The Ghana Statistical Service (GSS) says it will start using a revised Consumer Price Index (CPI) basket to calculate inflation from March.
The review of the basket is to reflect changes in household expenditure patterns over time. The resulting new CPI index will have 2012 as the base year, the GSS said. The current index uses 2002 as the base year.
It added that the review is a regular exercise conducted every five years, and is not informed by disputations over inflation figures published by the Service.
“We are trying to make the basket accommodate current happenings. This is because expenditure patterns have changed and there are some items in the basket which have become obsolete,” acting Government Statistician, Philomena Nyarko, told B&FT in an interview.
“We are finalising our data and so by March we should be implementing the rebased figures,” she added.
The new basket will comprise 272 commodities, up from the current basket’s composition of 242 items, after additions and subtractions were made.
New weights will be assigned to the commodities to reflect their relative importance in current household consumption.
Transport and communication are among items that will see higher weightings as they now make up a bigger share of household spending than previously.
This should see non-food items, like transportation, communication and health account, for almost 60 percent of goods in the basket.

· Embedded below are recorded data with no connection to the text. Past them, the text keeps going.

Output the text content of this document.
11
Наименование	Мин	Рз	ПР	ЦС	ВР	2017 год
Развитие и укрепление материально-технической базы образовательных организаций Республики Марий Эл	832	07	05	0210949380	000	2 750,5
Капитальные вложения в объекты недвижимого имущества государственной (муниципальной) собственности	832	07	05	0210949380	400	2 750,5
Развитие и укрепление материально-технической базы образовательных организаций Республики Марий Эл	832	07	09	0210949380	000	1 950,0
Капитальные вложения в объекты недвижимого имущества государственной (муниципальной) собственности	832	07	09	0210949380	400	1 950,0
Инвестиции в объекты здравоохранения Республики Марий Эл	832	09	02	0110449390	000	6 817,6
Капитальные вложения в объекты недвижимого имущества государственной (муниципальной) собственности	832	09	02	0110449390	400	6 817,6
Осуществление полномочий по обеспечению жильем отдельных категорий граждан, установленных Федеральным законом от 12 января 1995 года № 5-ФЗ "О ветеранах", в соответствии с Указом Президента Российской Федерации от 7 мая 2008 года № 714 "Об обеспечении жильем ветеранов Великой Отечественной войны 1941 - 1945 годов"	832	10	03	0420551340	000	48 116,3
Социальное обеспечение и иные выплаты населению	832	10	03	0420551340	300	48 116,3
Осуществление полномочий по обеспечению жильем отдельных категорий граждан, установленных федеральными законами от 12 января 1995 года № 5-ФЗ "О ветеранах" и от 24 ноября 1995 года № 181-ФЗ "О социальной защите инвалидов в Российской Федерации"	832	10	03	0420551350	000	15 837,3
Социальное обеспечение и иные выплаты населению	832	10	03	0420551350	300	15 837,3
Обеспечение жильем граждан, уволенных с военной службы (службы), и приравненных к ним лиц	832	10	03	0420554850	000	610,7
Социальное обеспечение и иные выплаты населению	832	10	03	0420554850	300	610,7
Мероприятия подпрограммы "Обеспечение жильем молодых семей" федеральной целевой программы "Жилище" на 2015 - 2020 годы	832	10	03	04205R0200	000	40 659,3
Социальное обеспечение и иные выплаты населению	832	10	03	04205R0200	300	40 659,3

Mr. Asuo Afram, Head of Price Statistics at the GSS, explained that that the GSS arrived at the new basket and weights after studying the Ghana Living Standards Survey 5 (GLSS 5) and national accounts, and after broad consultations with the Bank of Ghana, the finance ministry and other stakeholder groups.
He said the rebasing of the CPI basket is to meet the international standards. “Just like the rebasing of the country’s GDP estimates, the review of the way inflation is calculated is also to ensure that the rate better reflects what pertains on the ground.”